Utrata pracy z pewnością jest ogromną traumą bo poza utratą środków na utrzymanie dochodzi element pewnej formy odrzucenia, nieprzydatności.
Skoro po latach Twoje wykształcenie jest nieprzydatne to może warto skorzystać z kursów doszkalających, może są jakieś formy dokształcania z Urzędu Pracy. Jesteś bezrobotna, dzieci jak rozumiem duże, więc dysponujesz czasem.
Skoro masz czas to może wyjdź z domu-jakiś klub, wspólnota. Wśród ludzi nawiązują się znajomości, poszerzają kontakty. Może ktoś w realu podpowie, może ma możliwości zatrudnienia. Jednocześnie może być to też sposób na odbiegnięciem myślami od samotności.
"...nie czułam sie jeszcze tak samotna i tak nie zrozumiana jak teraz"
A jak zachowujesz się wobec męża, żeby tej samotności zapobiec? Mąż pewnie odsypia ze zmęczenia pracą w trasie. Nic nie wiemy o waszych wzajemnych relacjach ale dla utrzymania bliskości nieraz bardziej wartościowa może być spokojna, spędzona przy wspólnym stole kolacja z rozmową, w której oboje małżonkowie wykażą wzajemne zainteresowanie niż wiele godzin przesiedzianych obok siebie niby razem a emocjonalnie osobno.
Dla dobrych relacji potrzebna jest wola obu stron ale może jakiś Twój krok byłby zaczątkiem. Takie luźne przykłady, gdyż nie wiemy jak u was jest:
-Miłe powitanie po powrocie męża z trasy zamiast utyskiwania, że znowu nic tylko spanie i spanie
-Ustalenie po powrocie jakiegoś wspólnego planu spędzania czasu, jak już mąż wypocznie
-Propozycja, żeby po jego wypoczynku wspólnie z dziećmi usiąść do gry w planszówki czy czym tam się dzieci interesują, jest okazja do wspólnego spędzenia czasu i rozmowy.
-Wspomniana wcześniej wspólna domowa, troszkę bardziej wykwintna kolacja, na którą po prostu zaproś męża.
-Na miarę możliwości czasowych, finansowych wspólne wyjście-spacer, kino, kawiarnia.
Kasiu, może być jednak tak, że Twoją drogą przez życie jest to co masz.

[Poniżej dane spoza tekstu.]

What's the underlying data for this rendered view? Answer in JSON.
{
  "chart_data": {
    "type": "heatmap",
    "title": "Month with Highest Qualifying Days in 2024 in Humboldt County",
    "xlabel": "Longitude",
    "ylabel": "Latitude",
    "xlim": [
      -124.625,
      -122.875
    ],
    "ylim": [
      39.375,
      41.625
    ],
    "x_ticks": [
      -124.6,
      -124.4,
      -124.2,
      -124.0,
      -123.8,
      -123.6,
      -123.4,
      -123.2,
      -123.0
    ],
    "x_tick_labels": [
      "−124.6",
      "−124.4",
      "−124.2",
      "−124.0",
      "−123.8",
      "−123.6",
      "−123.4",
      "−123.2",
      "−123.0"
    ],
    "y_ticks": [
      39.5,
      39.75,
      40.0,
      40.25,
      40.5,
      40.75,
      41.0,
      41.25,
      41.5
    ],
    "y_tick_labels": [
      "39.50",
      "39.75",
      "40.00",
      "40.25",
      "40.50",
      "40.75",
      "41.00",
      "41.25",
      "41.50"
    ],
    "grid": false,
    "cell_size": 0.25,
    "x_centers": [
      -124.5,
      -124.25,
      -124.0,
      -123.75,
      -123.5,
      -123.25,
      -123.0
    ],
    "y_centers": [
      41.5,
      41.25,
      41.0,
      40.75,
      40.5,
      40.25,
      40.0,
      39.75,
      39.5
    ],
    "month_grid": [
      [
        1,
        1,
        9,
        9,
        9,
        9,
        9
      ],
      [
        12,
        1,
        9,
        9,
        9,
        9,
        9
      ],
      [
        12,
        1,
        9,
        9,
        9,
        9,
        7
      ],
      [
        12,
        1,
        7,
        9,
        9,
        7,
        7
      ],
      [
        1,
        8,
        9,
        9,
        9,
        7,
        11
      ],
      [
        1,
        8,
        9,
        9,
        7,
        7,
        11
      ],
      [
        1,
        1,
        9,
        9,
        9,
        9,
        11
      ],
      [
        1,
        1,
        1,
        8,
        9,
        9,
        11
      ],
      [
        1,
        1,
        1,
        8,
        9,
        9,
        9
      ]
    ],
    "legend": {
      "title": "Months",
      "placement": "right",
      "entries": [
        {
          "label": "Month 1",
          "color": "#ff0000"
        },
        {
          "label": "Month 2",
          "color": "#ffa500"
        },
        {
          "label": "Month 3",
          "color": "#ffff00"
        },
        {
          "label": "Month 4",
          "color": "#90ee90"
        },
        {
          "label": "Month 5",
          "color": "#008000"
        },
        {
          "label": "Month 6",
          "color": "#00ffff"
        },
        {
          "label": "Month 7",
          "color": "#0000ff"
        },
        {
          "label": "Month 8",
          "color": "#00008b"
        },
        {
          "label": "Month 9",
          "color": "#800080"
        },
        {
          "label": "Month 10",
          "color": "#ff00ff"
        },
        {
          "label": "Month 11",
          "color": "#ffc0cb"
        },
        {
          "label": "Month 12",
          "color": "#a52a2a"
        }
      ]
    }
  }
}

Są ludzie zdrowi są i chorzy, sprawni fizycznie i przykuci do łóżka, bogaci i biedni, posiadający rodzinę i samotni, wielodzietni i tacy, którzy mimo pragnienia dzieci nie mają. Można mnożyć różnice sytuacji życiowych, stanu posiadania, pragnień.
Pytasz o modlitwę. Doradzę taką "Ora et labora" św. Benedykt- módl się i pracuj. Rozszerzę swoją interpretację o słowa św. Ignacego:
"Działaj tak, jakby wszystko zależało od Ciebie, módl się tak, jakby wszystko zależało od Boga"
Kasiu, jeżeli szukasz słów modlitwy, to może pokornie jak nieznany żołnierz Konfederacji, choćby do przemyślenia:
"Prosiłem Boga o siłę, aby triumfować;
On dał mi słabość, abym nauczył się smaku rzeczy małych.
Prosiłem o zdrowie, aby robić rzeczy duże;
On zesłał mi chorobę, abym robił rzeczy lepsze.
Prosiłem Go o bogactwa, aby być szczęśliwym;
On dał mi ubóstwo, abym był wrażliwym i mądrym.
Prosiłem o władzę, aby ludzie liczyli na mnie;
Dał mi słabość, żebym potrzebował tylko Boga.
Prosiłem Go o towarzysza, aby nie żyć samemu;
On dał mi serce, zdolne kochać wszystkich braci.
Prosiłem o wszystko, aby cieszyć się życiem;
On dał mi życie po to, abym mógł cieszyć się wszystkim.
Nie dostałem niczego, o co prosiłem;
Ale mam wszystko, czego mogłem oczekiwać
Chociaż mówiłem coś przeciwnego, Bóg mnie wysłuchał
I jestem najszczęśliwszym z ludzi."
Trwamy w okresie Adwentu. To czas oczekiwania na Narodzenie Chrystusa i na Powtórne Jego Przyjście.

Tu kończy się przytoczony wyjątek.